Learning about the lab accident, our alternative Eastman, who is already beginning to suffer from the spine ailment that would drive the real Eastman to suicide in 1932, decides that, if he is to take his own life, he would prefer to do so with this one-of-a-kind toxin that his company has produced.  Sneaking into the lab late at night, Eastman quaffs the poison and collapses, thinking, as he loses consciousness, that the end is nigh.

Imagine his surprise when he awakens hours later, his spinal pain completely gone and his age regressed until he looked and felt as he did in his mid-thirties, around the age when he had developed the Kodak Black camera.  Restored to his prime with vigor to spare, he resumes his role of steering on one of the largest companies of his time.

Now filled with inexhaustible youthful vigor, he tackles the new technology of that era: quantum mechanics.  His long-standing interest in chemistry is supplanted by this new science that underlies it.  It’s a slow go but just as he is starting to master the subject conceptually, World War II breaks out.

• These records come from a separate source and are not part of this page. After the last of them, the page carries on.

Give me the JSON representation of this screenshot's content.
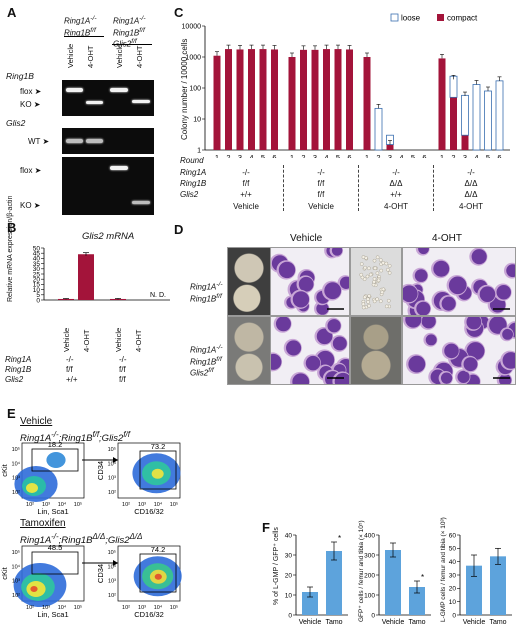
{
  "panels": {
    "A": {
      "label": "A",
      "col_headers": [
        "Ring1A-/- Ring1Bf/f",
        "Ring1A-/- Ring1Bf/f Glis2f/f"
      ],
      "lane_labels": [
        "Vehicle",
        "4-OHT",
        "Vehicle",
        "4-OHT"
      ],
      "gel_titles": [
        "Ring1B",
        "Glis2"
      ],
      "band_labels": [
        "flox",
        "KO",
        "WT",
        "flox",
        "KO"
      ]
    },
    "B": {
      "label": "B",
      "title": "Glis2 mRNA",
      "ylabel": "Relative mRNA expression/β-actin",
      "nd": "N. D.",
      "row_labels": [
        "Ring1A",
        "Ring1B",
        "Glis2"
      ],
      "groups": [
        {
          "ring1a": "-/-",
          "ring1b": "f/f",
          "glis2": "+/+"
        },
        {
          "ring1a": "-/-",
          "ring1b": "f/f",
          "glis2": "f/f"
        }
      ]
    },
    "C": {
      "label": "C",
      "ylabel": "Colony number / 10000 cells",
      "legend": [
        "loose",
        "compact"
      ],
      "row_labels": [
        "Round",
        "Ring1A",
        "Ring1B",
        "Glis2"
      ],
      "rounds": [
        "1",
        "2",
        "3",
        "4",
        "5",
        "6"
      ],
      "groups": [
        {
          "ring1a": "-/-",
          "ring1b": "f/f",
          "glis2": "+/+",
          "treat": "Vehicle"
        },
        {
          "ring1a": "-/-",
          "ring1b": "f/f",
          "glis2": "f/f",
          "treat": "Vehicle"
        },
        {
          "ring1a": "-/-",
          "ring1b": "Δ/Δ",
          "glis2": "+/+",
          "treat": "4-OHT"
        },
        {
          "ring1a": "-/-",
          "ring1b": "Δ/Δ",
          "glis2": "Δ/Δ",
          "treat": "4-OHT"
        }
      ]
    },
    "D": {
      "label": "D",
      "col_titles": [
        "Vehicle",
        "4-OHT"
      ],
      "row_labels": [
        "Ring1A-/- Ring1Bf/f",
        "Ring1A-/- Ring1Bf/f Glis2f/f"
      ]
    },
    "E": {
      "label": "E",
      "vehicle_title": "Vehicle",
      "vehicle_genotype": "Ring1A-/-;Ring1Bf/f;Glis2f/f",
      "tamox_title": "Tamoxifen",
      "tamox_genotype": "Ring1A-/-;Ring1BΔ/Δ;Glis2Δ/Δ",
      "gates": [
        "18.2",
        "73.2",
        "48.5",
        "74.2"
      ],
      "axes": {
        "left_x": "Lin, Sca1",
        "left_y": "cKit",
        "right_x": "CD16/32",
        "right_y": "CD34"
      },
      "ticks": [
        "10²",
        "10³",
        "10⁴",
        "10⁵"
      ]
    },
    "F": {
      "label": "F",
      "ylabels": [
        "% of L-GMP / GFP⁺ cells",
        "GFP⁺ cells / femur and tibia (× 10⁵)",
        "L-GMP cells / femur and tibia (× 10³)"
      ],
      "star": "*"
    }
  },
  "chart_data": [
    {
      "type": "bar",
      "title": "Glis2 mRNA",
      "ylabel": "Relative mRNA expression/β-actin",
      "ylim": [
        0,
        50
      ],
      "yticks": [
        0,
        5,
        10,
        15,
        20,
        25,
        30,
        35,
        40,
        45,
        50
      ],
      "categories": [
        "Vehicle",
        "4-OHT",
        "Vehicle",
        "4-OHT"
      ],
      "values": [
        1,
        44,
        1,
        0
      ],
      "errors": [
        0.4,
        1.5,
        0.5,
        0
      ],
      "annotations": [
        "N. D."
      ]
    },
    {
      "type": "bar",
      "ylabel": "Colony number / 10000 cells",
      "yscale": "log",
      "ylim": [
        1,
        10000
      ],
      "yticks": [
        1,
        10,
        100,
        1000,
        10000
      ],
      "series": [
        {
          "name": "compact",
          "values": [
            1100,
            1800,
            1750,
            1800,
            1800,
            1750,
            1000,
            1700,
            1700,
            1800,
            1800,
            1750,
            1000,
            0,
            1.5,
            0,
            0,
            0,
            900,
            50,
            3,
            0,
            0,
            0
          ]
        },
        {
          "name": "loose",
          "values": [
            0,
            0,
            0,
            0,
            0,
            0,
            0,
            0,
            0,
            0,
            0,
            0,
            0,
            22,
            1.5,
            0,
            0,
            0,
            0,
            190,
            55,
            130,
            80,
            170
          ]
        }
      ],
      "rounds": [
        "1",
        "2",
        "3",
        "4",
        "5",
        "6"
      ],
      "legend_position": "top-right"
    },
    {
      "type": "bar",
      "ylabel": "% of L-GMP / GFP⁺ cells",
      "ylim": [
        0,
        40
      ],
      "yticks": [
        0,
        10,
        20,
        30,
        40
      ],
      "categories": [
        "Vehicle",
        "Tamo"
      ],
      "values": [
        11.5,
        32
      ],
      "errors": [
        2.5,
        4.5
      ]
    },
    {
      "type": "bar",
      "ylabel": "GFP⁺ cells / femur and tibia (× 10⁵)",
      "ylim": [
        0,
        400
      ],
      "yticks": [
        0,
        100,
        200,
        300,
        400
      ],
      "categories": [
        "Vehicle",
        "Tamo"
      ],
      "values": [
        325,
        140
      ],
      "errors": [
        35,
        30
      ]
    },
    {
      "type": "bar",
      "ylabel": "L-GMP cells / femur and tibia (× 10³)",
      "ylim": [
        0,
        60
      ],
      "yticks": [
        0,
        10,
        20,
        30,
        40,
        50,
        60
      ],
      "categories": [
        "Vehicle",
        "Tamo"
      ],
      "values": [
        37,
        44
      ],
      "errors": [
        8,
        6
      ]
    }
  ]
}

Under his leadership, Kodak supplies aerial photographic support to the Allies Intelligence apparatus.  After the war, Eastman has the company build upon the technical innovations it produced during the war and the good will that came with serving the country during its time of need, further positioning Kodak as a go-to company that makes life better.

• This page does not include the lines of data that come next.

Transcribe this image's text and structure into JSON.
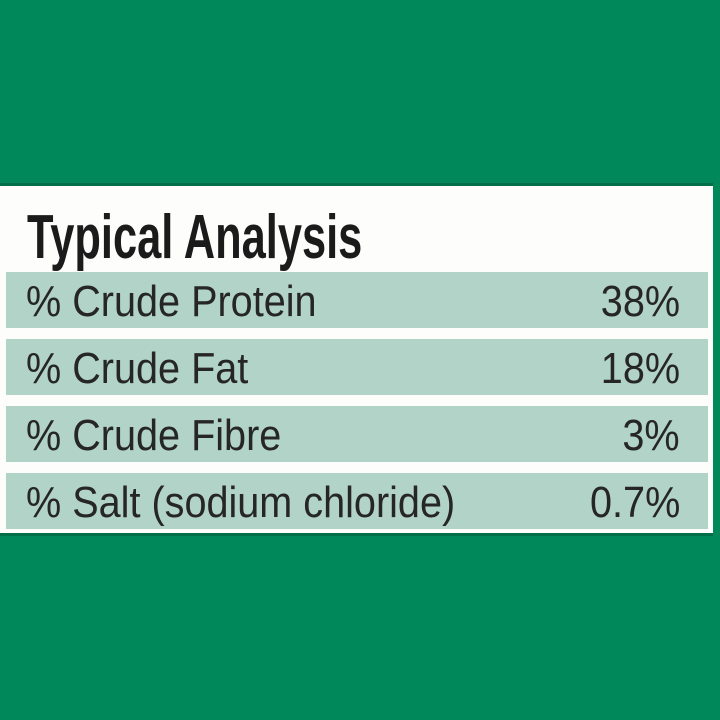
{
  "label": {
    "title": "Typical Analysis",
    "rows": [
      {
        "label": "% Crude Protein",
        "value": "38%"
      },
      {
        "label": "% Crude Fat",
        "value": "18%"
      },
      {
        "label": "% Crude Fibre",
        "value": "3%"
      },
      {
        "label": "% Salt (sodium chloride)",
        "value": "0.7%"
      }
    ],
    "colors": {
      "background_green": "#00875a",
      "row_background": "#b2d3c7",
      "panel_background": "#fdfdfc",
      "text": "#262626"
    }
  }
}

Now believing that an even better experience awaits his consumer base, Eastman has Kodak develop a research branch focusing on the science of optics and electronics.  He backs a partnership with Bell Labs and directs his technical staff to stay abreast of developments in the field.

The critical juncture takes place about 25 years after the end of the war.  Like in our own timeline, the late 1960s find Boyle and Smith making the first charge coupled device at Bell Labs, followed shortly after by Steven Sasson, a Kodak employee, developing and patenting the first CCD-based camera in 1975.  However, unlike our own timeline, with Eastman at the helm, Kodak quickly jumps on commercialization and begins to gather market share with its digital photography.

In 1984, the alternative timeline Kodak eagerly agrees to the official film of the Los Angeles Olympics.  This move allowed Kodak to keep rival Fujifilm at bay while also enabling the corporate giant to again use favorable public sentiment to its advantage in promoting its new digital photography offerings.

The time of crisis now passed, Kodak then steam rolls into the modern era.  Eastman’s vision of putting ‘the what’ (capturing memories) before ‘the how’ (photographic film) allows Kodak to nimbly respond to the ever more rapidly changing market.

By the late 1980s, Kodak has partnered its CCD-based technology with Sony to make a consumer camcorder second to none.  By the 1990s, recognizing how the internet would allow a person to share the memories he had captured with Kodak cameras, Eastman guides the company to invest heavily in the internet.  Kodak develops, patents, and licenses streaming technology years ahead of what was developed in our own timeline.  By the mid 2000s, Kodak, now recognizing the move towards miniaturization and consolidation desired in the consumer telecom industry, beats Apple to the invention of the smartphone.  Finally, capitalizing on the growth of broadband internet and increasing speeds, this alternative Kodak corners the market on teleconferencing and collaborative applications like Zoom, Webex, or Adobe Connect.

When the COVID-19 crisis hits this alternative timeline, Kodak, already a household word, is able to further cement its reputation in the eyes of the consumer as the company that helps make, capture, and share memories with each other while staying safe.

While it is true that the foregoing is a work of hypothetical fiction with no way to either prove or disprove its veracity, it is also certainly true that at least some of the events narrated would have actually been within the Kodak’s grasp had they simply kept true to the vision of George Eastman.